ITV censors, fake stage invaders and the censored Peter Mandelson joke
The ceremony was described as protest-filled and relatively edgy, with ITV censors said to have had their work cut out. There were fake stage invaders during the event, and a Peter Mandelson joke was censored; the content of that joke is unclear in the provided context. Artists on the night also voiced alarm over Reform UK’s rise, summed up by the line "We’re going into a dark place. " The event carried the banner "Brit awards 2026: the full list of winners, " even as pockets of controversy threaded the evening.
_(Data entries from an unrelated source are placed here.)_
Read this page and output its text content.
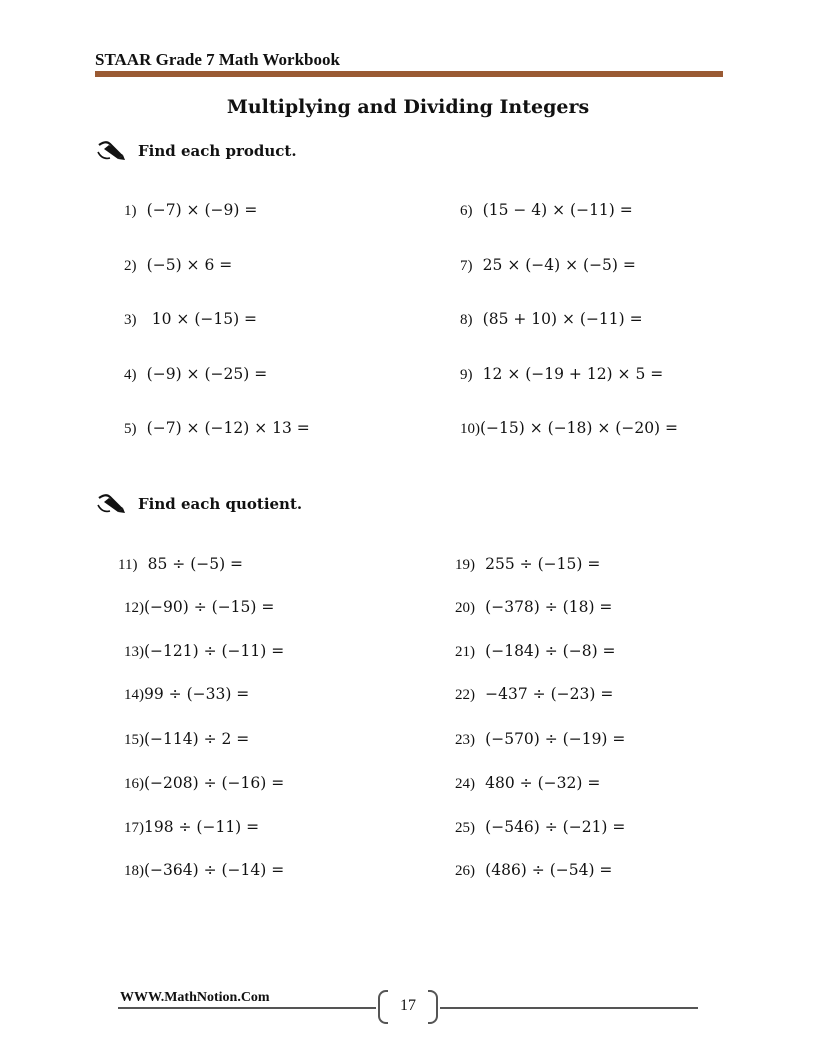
STAAR Grade 7 Math Workbook
Multiplying and Dividing Integers
Find each product.
1) (−7) × (−9) =
2) (−5) × 6 =
3)   10 × (−15) =
4) (−9) × (−25) =
5) (−7) × (−12) × 13 =
6) (15 − 4) × (−11) =
7) 25 × (−4) × (−5) =
8) (85 + 10) × (−11) =
9) 12 × (−19 + 12) × 5 =
10)(−15) × (−18) × (−20) =
Find each quotient.
11) 85 ÷ (−5) =
12)(−90) ÷ (−15) =
13)(−121) ÷ (−11) =
14)99 ÷ (−33) =
15)(−114) ÷ 2 =
16)(−208) ÷ (−16) =
17)198 ÷ (−11) =
18)(−364) ÷ (−14) =
19) 255 ÷ (−15) =
20) (−378) ÷ (18) =
21) (−184) ÷ (−8) =
22) −437 ÷ (−23) =
23) (−570) ÷ (−19) =
24) 480 ÷ (−32) =
25) (−546) ÷ (−21) =
26) (486) ÷ (−54) =
WWW.MathNotion.Com	17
Olivia Dean, Ronson, Raye and surprise guests: the night's performances and winners
The night belonged to Olivia Dean, who was a deserved four-time winner for material from her album The Art of Loving. In her acceptance speech she said her winning album "is just about love, and loving each other in a world that feels loveless right now, " and she carried that energy into a performance of "Man I Need, " full of wriggles of pleasure and emphatic engagement with the song’s syncopation. Ronson received the outstanding contribution to music award; his accompanying performance saw him scratching vinyl as Ghostface Killah delivered an avuncular roll through "Ooh Wee, " before Ronson moved into Amy Winehouse material that underscored the ambition of his earlier production choices. Raye’s performance of "Nightingale Lane, " a song about the London street where she watched her first love walk away from their relationship, climaxed in a stunning, wordless expulsion of pain. Observers noted Raye is now playing that pre-Beatles-influenced sound in arenas and on this Brit stage. Bruno Mars did not perform "Uptown Funk" despite having a new album to promote — phone calls were surely sent his way? — and surprise guest Dua Lipa added A-list stardust to performances of "Dance the Night" and "Electricity. " Ultra-expressive performances from Rosalía and Wolf Alice were also part of the night’s musical showcase.
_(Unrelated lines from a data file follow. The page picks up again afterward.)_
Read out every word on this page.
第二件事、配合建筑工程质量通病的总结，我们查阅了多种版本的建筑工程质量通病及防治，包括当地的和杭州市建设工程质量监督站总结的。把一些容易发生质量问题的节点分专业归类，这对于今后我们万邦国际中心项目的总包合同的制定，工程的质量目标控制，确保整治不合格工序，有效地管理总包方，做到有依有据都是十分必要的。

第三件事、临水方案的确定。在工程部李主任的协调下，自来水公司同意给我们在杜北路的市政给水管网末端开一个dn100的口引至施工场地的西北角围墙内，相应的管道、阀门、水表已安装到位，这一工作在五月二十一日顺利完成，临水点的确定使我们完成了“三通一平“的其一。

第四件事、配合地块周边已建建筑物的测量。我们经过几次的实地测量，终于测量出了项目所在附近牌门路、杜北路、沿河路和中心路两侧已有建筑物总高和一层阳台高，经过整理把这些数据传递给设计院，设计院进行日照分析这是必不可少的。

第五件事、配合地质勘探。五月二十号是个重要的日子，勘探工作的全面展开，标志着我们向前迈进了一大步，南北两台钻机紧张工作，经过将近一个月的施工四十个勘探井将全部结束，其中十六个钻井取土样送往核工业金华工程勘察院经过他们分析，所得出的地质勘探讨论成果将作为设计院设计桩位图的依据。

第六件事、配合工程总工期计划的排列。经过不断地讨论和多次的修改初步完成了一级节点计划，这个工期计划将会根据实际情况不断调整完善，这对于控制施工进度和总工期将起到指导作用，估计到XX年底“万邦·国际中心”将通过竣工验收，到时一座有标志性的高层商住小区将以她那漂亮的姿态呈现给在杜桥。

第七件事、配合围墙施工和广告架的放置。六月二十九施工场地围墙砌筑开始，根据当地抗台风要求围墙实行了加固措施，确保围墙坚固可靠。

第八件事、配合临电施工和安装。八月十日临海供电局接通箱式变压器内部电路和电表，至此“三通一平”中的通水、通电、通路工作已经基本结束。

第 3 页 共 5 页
Fashion notes beyond Chanel and unfinished lines in coverage
Pre-show speculation had included possible Jonathan Anderson for Dior ready-to-wear, rare archival Prada and other imagined moments, but Chanel clinched the deal. The fashion rollout around Styles’s era included colourful, humour-filled choices elsewhere — a mustard Miu Miu jumper, a Prada bowling pin shirt and tie, Elton John-adjacent sunglasses from General Eyewear Vintage, and a tendency to source accessories some deem "feminine, " such as mint-green, bow-bedecked Dior mules. The Vogue write-up suggested that if the Brits are anything to go by, feather boas and harlequin jumpsuits are out, and French-girl flats are in. Coverage of the night itself included an unfinished line: "There was a similar feel to Rosa" — that line is incomplete and unclear in the provided context.